In the context of low interest rates, the high dividend dividend property of coal determines that it is still one of the best assets. Before 2022, coal stocks follow coal prices with the main feature of cyclical properties. After 2023, as coal prices fall, coal stocks rise against the trend, mainly because their high dividend dividend properties are gradually recognized by the market. Of course, the dividend properties of the coal sector also need to be supported by stable profitability, high cash flow, and high dividends, which will be sustainable in the future. In terms of profitability, it is estimated that the price of thermal coal in 2025 will be in the range of 800-900 yuan, and with reference to the coal price falling to about 859 yuan/ton in 2024, the profitability of the coal sector is still at a relatively high level in the industry, compared to the third quarter report of the 31 industries of the Shenwan Index, the ROE of the coal sector is ranked third in the industry.

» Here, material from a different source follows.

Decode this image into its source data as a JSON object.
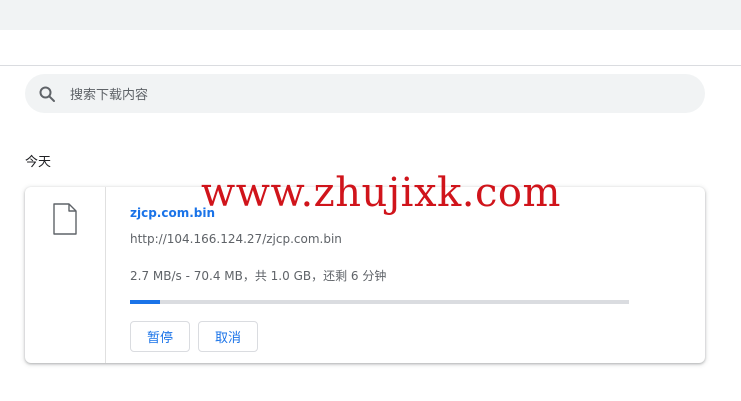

From a vertical perspective, the net operating cash flow of the coal sector in the first three quarters of 2024 was 222.3 billion yuan, at a relatively high level in nearly ten years. Horizontally, the ratio of net operating cash flow to operating income for the coal sector in the first three quarters of 2024 was 21%, ranking fifth in the industry. In terms of dividends, the coal sector is gradually increasing its dividend ratio and scale, with the dividend ratio in 2023 higher than in 2022.
Looking at the big picture, it is expected that in the coming years, the coal industry will continue to maintain a tight balance, with coal prices at medium to high levels, profitability remaining guaranteed, high-quality assets in the coal industry, ample cash flow on the books, and listed coal companies continuing to exhibit the "five highs" characteristics of "high profitability, high cash flow, high barriers to entry, high dividends, high safety margin". The coal sector has stable increment and outstanding stock, making it a valuable asset worth grasping, maintaining a "recommended" rating for the coal mining industry.
Key Focus Areas
(1) Stable high dividend targets: China Shenhua Energy(601088.SH), Shaanxi Coal Industry(601225.SH), China Coal Energy(601898.SH), etc.; (2) Downstream extension targets in the industry chain: Inner Mongolia Dian Tou Energy Corporation(002128.SZ), China Coal Xinji Energy(601918.SH), etc.; (3) Elastic targets for thermal coal: Yankuang Energy Group(600188.SH), Jinneng Holding Shanxi Coal Industry(601001.SH), Guanghui Energy(600256.SH), etc.; (4) Elastic targets for coking coal: Huaibei Mining Holdings(600985.SH), Pingdingshan Tianan Coal Mining(601666.SH), Shanxi Lu'an Environmental Energy Dev.Co.,Ltd(601699.SH), Shanxi Coking Coal Energy Group(000983.SZ), etc.
Risk Warnings
1) Risks of economic growth below expectations; 2) Risks of policy control measures exceeding expectations; 3) Risks of continuous substitution of renewable energy; 4) Risks of coal imports affecting; 5) Risks of company performance falling below expectations; 6) Errors in calculation, subject to actual conditions.